The Public Company Accounting Oversight Board (PCAOB) has struck an agreement with Chinese regulatory authorities that would allow the inspection of audit reports for US-listed Chinese companies. Now, according to SEC chair Gary Gensler, “The proof will be in the pudding.”
Roughly 200 Chinese companies — including biopharma companies BeiGene, Hutchmed, Zai Lab, I-Mab, Sinovac, Gracell Biotechnologies, Adagene and Burning Rock Biotech — have been singled out by the SEC for violating a new law governing US-listed companies. The law, called the Holding Foreign Companies Accountable Act, stipulates that any foreign companies audited by a firm that the nonprofit PCAOB is unable to review for three consecutive years should be delisted.
Current Chinese laws prevent auditors from handing over those records. But on Friday, Gensler announced “the first time we have received such detailed and specific commitments from China” to allow PCAOB inspections.
While keeping short on the details, Gensler said the companies have agreed that PCAOB inspectors can select any issuer audits for inspection; get direct access to interview or receive testimony from audit firm staffers; transfer information to the SEC; and see complete audit reports without any redactions.
“On this last item, the PCAOB was able to establish view only procedures — as it has done in the past with certain other jurisdictions — for targeted pieces of information (for example, personally identifiable information),” Gensler said in a news release.
The news comes a day after unnamed sources told the Wall Street Journal that the US and China are working out a deal to allow American regulators to review audit reports in Hong Kong.
The China Securities Regulatory Commission (CSRC) touted the framework in a statement issued on Thursday, calling it an “important first step by both sides” to resolve the issue.
“Keeping Chinese companies listed on the U.S. markets is an all-win arrangement that benefits investors, issuers and both countries in general.
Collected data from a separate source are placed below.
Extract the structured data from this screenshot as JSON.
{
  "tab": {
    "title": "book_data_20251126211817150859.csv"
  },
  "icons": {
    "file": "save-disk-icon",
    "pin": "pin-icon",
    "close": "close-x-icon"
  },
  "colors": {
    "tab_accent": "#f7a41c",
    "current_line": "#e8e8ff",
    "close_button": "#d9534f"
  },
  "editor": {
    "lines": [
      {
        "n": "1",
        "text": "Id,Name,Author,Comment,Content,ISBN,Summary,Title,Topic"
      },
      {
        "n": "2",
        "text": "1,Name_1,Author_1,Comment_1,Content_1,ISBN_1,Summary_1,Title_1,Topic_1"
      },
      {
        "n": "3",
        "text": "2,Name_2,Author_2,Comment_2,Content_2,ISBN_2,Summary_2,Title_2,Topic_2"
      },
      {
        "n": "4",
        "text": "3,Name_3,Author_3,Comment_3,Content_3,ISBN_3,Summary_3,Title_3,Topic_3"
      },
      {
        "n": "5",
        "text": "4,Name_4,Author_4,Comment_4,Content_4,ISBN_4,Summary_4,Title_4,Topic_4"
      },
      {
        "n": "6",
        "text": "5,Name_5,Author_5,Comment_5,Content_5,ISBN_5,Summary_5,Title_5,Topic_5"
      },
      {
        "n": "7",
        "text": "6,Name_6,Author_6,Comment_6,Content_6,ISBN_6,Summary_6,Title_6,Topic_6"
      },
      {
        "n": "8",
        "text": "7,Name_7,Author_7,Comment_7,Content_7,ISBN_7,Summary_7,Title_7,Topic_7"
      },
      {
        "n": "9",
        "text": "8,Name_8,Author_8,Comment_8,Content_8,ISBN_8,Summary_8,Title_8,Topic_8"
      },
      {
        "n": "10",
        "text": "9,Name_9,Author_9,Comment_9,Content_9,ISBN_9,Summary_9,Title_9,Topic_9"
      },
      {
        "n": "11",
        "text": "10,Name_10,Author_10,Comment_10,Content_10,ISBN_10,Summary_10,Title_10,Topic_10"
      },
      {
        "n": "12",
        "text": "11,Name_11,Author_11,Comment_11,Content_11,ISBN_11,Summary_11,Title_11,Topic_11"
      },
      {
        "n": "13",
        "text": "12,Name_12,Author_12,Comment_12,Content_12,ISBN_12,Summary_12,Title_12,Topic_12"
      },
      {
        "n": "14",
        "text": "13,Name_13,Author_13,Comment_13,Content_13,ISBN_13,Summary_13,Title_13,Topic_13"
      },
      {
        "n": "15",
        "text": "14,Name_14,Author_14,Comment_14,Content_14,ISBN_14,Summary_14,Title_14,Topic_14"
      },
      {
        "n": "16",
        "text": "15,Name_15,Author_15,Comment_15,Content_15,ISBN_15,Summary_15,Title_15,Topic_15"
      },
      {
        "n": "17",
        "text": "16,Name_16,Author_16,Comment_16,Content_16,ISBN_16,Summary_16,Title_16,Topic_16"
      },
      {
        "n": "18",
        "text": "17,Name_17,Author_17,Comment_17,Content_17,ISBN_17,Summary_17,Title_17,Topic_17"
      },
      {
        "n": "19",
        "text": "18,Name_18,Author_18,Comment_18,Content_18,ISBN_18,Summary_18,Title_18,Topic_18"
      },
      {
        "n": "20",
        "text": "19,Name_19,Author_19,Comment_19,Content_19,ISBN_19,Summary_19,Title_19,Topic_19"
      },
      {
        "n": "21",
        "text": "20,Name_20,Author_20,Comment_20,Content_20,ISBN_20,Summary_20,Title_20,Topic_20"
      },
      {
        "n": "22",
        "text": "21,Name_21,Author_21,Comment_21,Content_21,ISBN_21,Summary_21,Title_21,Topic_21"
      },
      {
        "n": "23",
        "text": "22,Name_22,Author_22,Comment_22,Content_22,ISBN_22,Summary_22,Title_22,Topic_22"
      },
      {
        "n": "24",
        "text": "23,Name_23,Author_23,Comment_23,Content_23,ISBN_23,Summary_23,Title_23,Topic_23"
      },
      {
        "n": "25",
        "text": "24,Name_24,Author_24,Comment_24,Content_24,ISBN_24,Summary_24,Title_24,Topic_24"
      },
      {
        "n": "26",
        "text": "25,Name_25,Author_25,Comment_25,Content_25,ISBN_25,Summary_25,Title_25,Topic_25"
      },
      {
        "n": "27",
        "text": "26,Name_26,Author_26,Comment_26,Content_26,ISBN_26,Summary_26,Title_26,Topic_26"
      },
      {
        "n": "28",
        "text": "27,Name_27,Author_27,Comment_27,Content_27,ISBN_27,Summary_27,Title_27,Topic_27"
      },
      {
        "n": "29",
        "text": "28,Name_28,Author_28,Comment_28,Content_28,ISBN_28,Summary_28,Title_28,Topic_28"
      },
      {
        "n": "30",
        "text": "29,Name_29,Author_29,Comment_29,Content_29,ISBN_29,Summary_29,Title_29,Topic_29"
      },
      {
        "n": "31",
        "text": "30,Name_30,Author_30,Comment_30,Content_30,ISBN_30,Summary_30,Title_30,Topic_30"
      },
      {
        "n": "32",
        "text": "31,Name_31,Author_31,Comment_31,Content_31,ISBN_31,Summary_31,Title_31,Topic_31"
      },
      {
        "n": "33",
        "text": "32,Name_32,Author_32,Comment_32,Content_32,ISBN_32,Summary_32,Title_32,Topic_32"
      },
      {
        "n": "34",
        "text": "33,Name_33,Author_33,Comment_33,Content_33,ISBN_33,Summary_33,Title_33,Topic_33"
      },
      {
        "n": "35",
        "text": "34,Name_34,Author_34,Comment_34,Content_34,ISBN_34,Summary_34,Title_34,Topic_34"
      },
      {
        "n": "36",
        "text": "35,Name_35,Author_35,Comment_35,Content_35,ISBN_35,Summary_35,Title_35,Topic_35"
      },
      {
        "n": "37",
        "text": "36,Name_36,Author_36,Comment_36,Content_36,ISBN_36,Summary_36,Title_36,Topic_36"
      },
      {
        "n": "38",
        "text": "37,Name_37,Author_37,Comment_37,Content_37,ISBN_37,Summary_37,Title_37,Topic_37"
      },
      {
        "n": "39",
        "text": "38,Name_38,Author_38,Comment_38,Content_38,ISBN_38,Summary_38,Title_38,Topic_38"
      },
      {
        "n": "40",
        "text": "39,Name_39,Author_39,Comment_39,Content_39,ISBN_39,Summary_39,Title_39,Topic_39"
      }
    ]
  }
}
This understanding forms common ground for both sides to negotiate and reach the agreement,” the CSRC said.
Gensler emphasized that the deal “will be meaningful only if the PCAOB actually can inspect and investigate completely audit firms in China.” Inspectors will need to be on the ground by mid-September in order to complete their reviews by the end of the year.
“When foreign issuers seek access to U.S. capital markets, they must abide by the same rules regarding auditing as our domestic issuers,” he said. “While important, this framework is merely a step in the process.”